Geocoding data build tools
github actions build
Creates and pushes to dockerhub/hsldevcom two docker containers:
pelias-data-container-base is the base image for the running geocoding data service. It is based on Elasticsearch and also contains all tools for loading and adding address and POI data into the ES index.
pelias-data-container-builder is the data builder application, which builds the final geocoding data container using the base image. It tests built containers thoroughly using hsldevcom/pelias-fuzzy-tests project and a defined regression threshold (currently 2%). If the tests pass, the new container is deployed to dockerhub.
Data builder application
Data builder obeys the following environment variables, which can pe passed to the container using docker run -e option:
- DOCKER_USER - dockerhub credentials for image deployment
- MMLAPIKEY - needed for loading nlsfi data
- GTFS_AUTH - string of form user:passwd, for loading private gtfs packages from digitransit api
- ORG - optional, for dockerhub image pushing, default 'hsldevcom'
- BUILD_INTERVAL - optional, as days, defaults to 7
- THRESHOLD - optional regression limit, as %, defaults to 2%
- BUILDER_TYPE - optional, prod or dev, default dev. Controls slack messages and data image tagging (dev->latest, prod->prod)

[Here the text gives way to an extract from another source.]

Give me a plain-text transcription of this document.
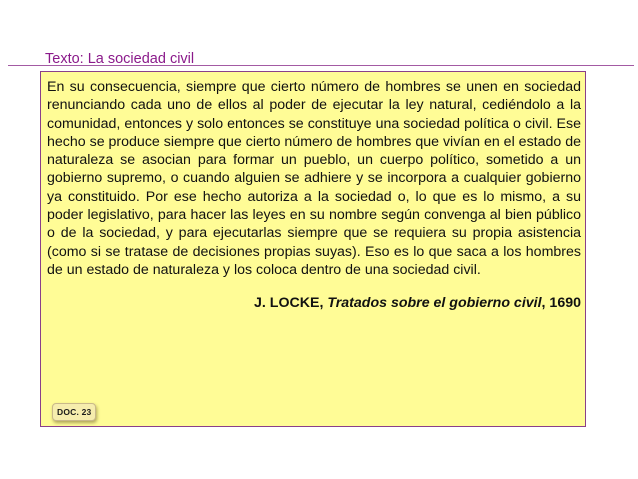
Texto: La sociedad civil

En su consecuencia, siempre que cierto número de hombres se unen en sociedad renunciando cada uno de ellos al poder de ejecutar la ley natural, cediéndolo a la comunidad, entonces y solo entonces se constituye una sociedad política o civil. Ese hecho se produce siempre que cierto número de hombres que vivían en el estado de naturaleza se asocian para formar un pueblo, un cuerpo político, sometido a un gobierno supremo, o cuando alguien se adhiere y se incorpora a cualquier gobierno ya constituido. Por ese hecho autoriza a la sociedad o, lo que es lo mismo, a su poder legislativo, para hacer las leyes en su nombre según convenga al bien público o de la sociedad, y para ejecutarlas siempre que se requiera su propia asistencia (como si se tratase de decisiones propias suyas). Eso es lo que saca a los hombres de un estado de naturaleza y los coloca dentro de una sociedad civil.

J. LOCKE, Tratados sobre el gobierno civil, 1690

DOC. 23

Data builder needs an access to host environment's docker service. The following example call to launch the builder container shows how to accomplish this:
docker run -v /var/run/docker.sock:/var/run/docker.sock -e DOCKER_USER=hsldevcom -e DOCKER_AUTH=<secret> -e MMLAPIKEY=<secret> hsldevcom/pelias-data-container-builder
Note: the builder image does not include a tool or script for relaunching the data build immediately from within the container. If an immediate build is needed, rerun the docker image with an environment variable BUILD_INTERVAL=0. The image then executes the build immediately and exits, after which it should be relaunched with normal (= run forever) settings again.
Usage in a local system
Builder app can be run locally to get the data-container image:
#leave dockerhub credentials unset to skip deployment #runs immediately and once if BUILD_INTERVAL=0 docker run -v /var/run/docker.sock:/var/run/docker.sock -e BUILD_INTERVAL=0 -e MMLAPIKEY=<secret> hsldevcom/pelias-data-container-builder
Another alternative is to install required components locally:
- Git projects for pelias dataloading (NLSFI, DVV, OSM, GTFS, bikes, etc.)
- hsldevcom/pelias-schema git project
- WOF admin data is available as a part of this git project
- Properly configured pelias.json config file found in user's home path ̃
- Install and start ElasticSearch
- Export four env. vars, DATA for a data folder path, SCRIPTS for data container scripts of this project, TOOLS path to the parent dir of dataloading and schema tools and MMLAPIKEY for accessing nlsfi data
- Run the script scripts/dl-and-index.sh